Variable step integrators will continue to produce good results, however. Constant step integrators are not a good remedy for this sort of problem, since they are not able to detect such problems in the first place (there's no error estimation).
What you could do is simply split the problem up in multiple parts. If you know beforehand at what points in time the changes will occur, you just start a new integration for each interval, each time using the output of the previous integration as the initial value for the next one.
If you don't know beforehand where the problems will be, you could use this very nice feature in Matlab's ODE solvers called event functions (see the documentation). You let one of Matlab's solvers detect the event (change of sign in the derivative, change of condition in the if-statement, or whatever), and terminate the integration when such events are detected. Then start a new integration, starting from the last time and with initial conditions of the previous integration, as before, until the final time is reached.
There will still be a slight penalty in overall execution time this way, since Matlab will try to detect the location of the event accurately. However, it is still much better than running the integration blindly when it comes to both execution time and accuracy of the results.
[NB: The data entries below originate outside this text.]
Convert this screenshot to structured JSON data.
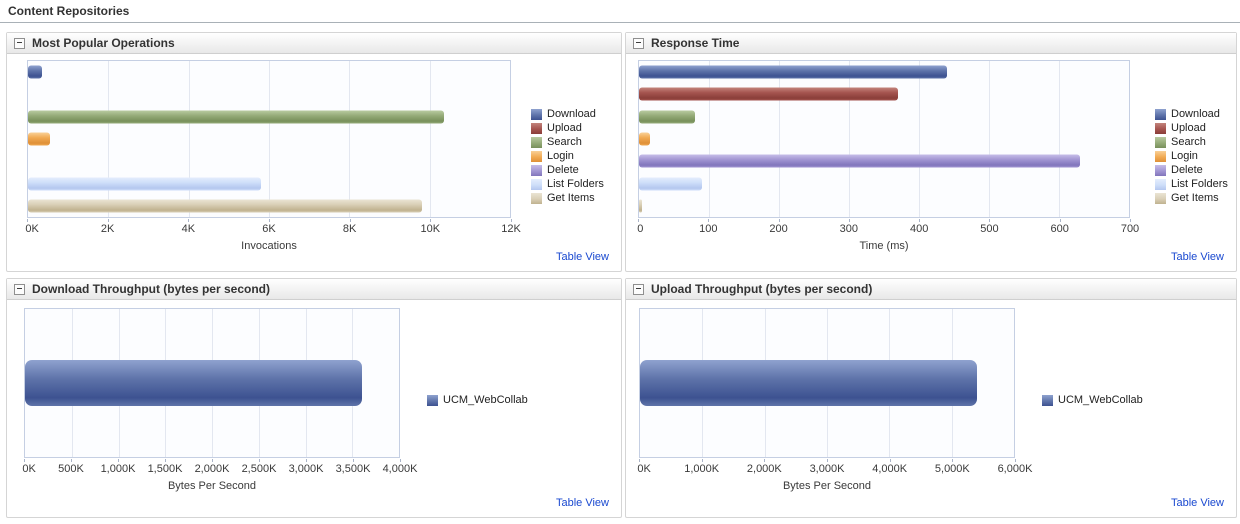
{
  "page": {
    "title": "Content Repositories"
  },
  "icons": {
    "panel_collapse": "minus-box"
  },
  "colors": {
    "link": "#1a49d0",
    "blue": {
      "light": "#8fa2cf",
      "base": "#5f74aa",
      "dark": "#3d5291"
    },
    "red": {
      "light": "#c3847c",
      "base": "#a5544f",
      "dark": "#8a3e39"
    },
    "green": {
      "light": "#b9cba1",
      "base": "#95ab78",
      "dark": "#78905b"
    },
    "orange": {
      "light": "#f9d097",
      "base": "#f1aa53",
      "dark": "#df9038"
    },
    "purple": {
      "light": "#c6bde8",
      "base": "#a195d2",
      "dark": "#8175bc"
    },
    "lightblue": {
      "light": "#e4edfd",
      "base": "#cedef9",
      "dark": "#b4c7ef"
    },
    "tan": {
      "light": "#eae4d4",
      "base": "#d9cfb6",
      "dark": "#c0b28f"
    }
  },
  "panels": [
    {
      "title": "Most Popular Operations",
      "table_view": "Table View"
    },
    {
      "title": "Response Time",
      "table_view": "Table View"
    },
    {
      "title": "Download Throughput (bytes per second)",
      "table_view": "Table View"
    },
    {
      "title": "Upload Throughput (bytes per second)",
      "table_view": "Table View"
    }
  ],
  "chart_data": [
    {
      "type": "bar",
      "orientation": "horizontal",
      "title": "Most Popular Operations",
      "categories": [
        "Download",
        "Upload",
        "Search",
        "Login",
        "Delete",
        "List Folders",
        "Get Items"
      ],
      "values": [
        350,
        0,
        10350,
        550,
        0,
        5800,
        9800
      ],
      "colors": [
        "blue",
        "red",
        "green",
        "orange",
        "purple",
        "lightblue",
        "tan"
      ],
      "xlabel": "Invocations",
      "xlim": [
        0,
        12000
      ],
      "tick_labels": [
        "0K",
        "2K",
        "4K",
        "6K",
        "8K",
        "10K",
        "12K"
      ],
      "grid": true,
      "legend_position": "right"
    },
    {
      "type": "bar",
      "orientation": "horizontal",
      "title": "Response Time",
      "categories": [
        "Download",
        "Upload",
        "Search",
        "Login",
        "Delete",
        "List Folders",
        "Get Items"
      ],
      "values": [
        440,
        370,
        80,
        15,
        630,
        90,
        5
      ],
      "colors": [
        "blue",
        "red",
        "green",
        "orange",
        "purple",
        "lightblue",
        "tan"
      ],
      "xlabel": "Time (ms)",
      "xlim": [
        0,
        700
      ],
      "tick_labels": [
        "0",
        "100",
        "200",
        "300",
        "400",
        "500",
        "600",
        "700"
      ],
      "grid": true,
      "legend_position": "right"
    },
    {
      "type": "bar",
      "orientation": "horizontal",
      "title": "Download Throughput (bytes per second)",
      "categories": [
        "UCM_WebCollab"
      ],
      "values": [
        3600000
      ],
      "colors": [
        "blue"
      ],
      "xlabel": "Bytes Per Second",
      "xlim": [
        0,
        4000000
      ],
      "tick_labels": [
        "0K",
        "500K",
        "1,000K",
        "1,500K",
        "2,000K",
        "2,500K",
        "3,000K",
        "3,500K",
        "4,000K"
      ],
      "grid": true,
      "legend_position": "right"
    },
    {
      "type": "bar",
      "orientation": "horizontal",
      "title": "Upload Throughput (bytes per second)",
      "categories": [
        "UCM_WebCollab"
      ],
      "values": [
        5400000
      ],
      "colors": [
        "blue"
      ],
      "xlabel": "Bytes Per Second",
      "xlim": [
        0,
        6000000
      ],
      "tick_labels": [
        "0K",
        "1,000K",
        "2,000K",
        "3,000K",
        "4,000K",
        "5,000K",
        "6,000K"
      ],
      "grid": true,
      "legend_position": "right"
    }
  ]
}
Yes it is true and it happens because of your solution is not smooth enough at some points.
Assume you want to integrate. y'(t) = f(t,y). Then, what happens in f is getting integrated to become y. Thus, if in your definition of f there is
abs(), then f has a kink and y is still smooth and 1 times differentiable
if, then f has a jump and y a kink and no more differentiability
Matlab's ODE45 presumes that your solution is 5 times differentiable, and tries to ensure an accuracy of order 4. Nonsmooth points of your function are misinterpreted as stiffness what leads to small stepsizes and even to breakdowns.
What you can do: Because of the lack of smoothness you cannot expect a high accuracy anyways. Thus, ODE23 might be a better choice. In the worst case, you have to stick to first-order schemes.